Se é certo que os mercadólogos devem assumir uma posição ética e racional, com relação ao problema, torna-se necessário fazer uma análise objetiva da orientação básica que os sistemas econômicos capitalistas e neocapitalistas deram à utilização dos recursos econômicos. É preciso ainda entrar na consideração dos efeitos da tecnologia sobre os padrões de vida que os grupos humanos desfrutam na atual década.

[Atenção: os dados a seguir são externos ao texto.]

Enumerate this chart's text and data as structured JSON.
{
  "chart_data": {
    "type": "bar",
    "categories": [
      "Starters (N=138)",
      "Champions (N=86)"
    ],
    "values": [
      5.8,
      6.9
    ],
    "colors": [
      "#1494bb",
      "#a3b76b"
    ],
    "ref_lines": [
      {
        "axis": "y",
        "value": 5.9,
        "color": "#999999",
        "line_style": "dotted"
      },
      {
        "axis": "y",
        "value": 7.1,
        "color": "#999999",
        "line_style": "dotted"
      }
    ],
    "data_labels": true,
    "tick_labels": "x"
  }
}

É fácil perceber que a manutenção de padrões de consumo, nos quais seja possível o uso de telecomunicação, de energia elétrica, de transporte rápido a longa distância, de medicina socializada, exige que os recursos econômicos sejam utilizados de maneira eficiente; de modo muito especial, o trabalho precisa continuar legitimado, as economias de escala necessitam ser atingidas, e o consumo em massa deve ser incentivado. É somente neste contexto que a escassez típica dos períodos de consumo restrito poderá desaparecer gradativamente.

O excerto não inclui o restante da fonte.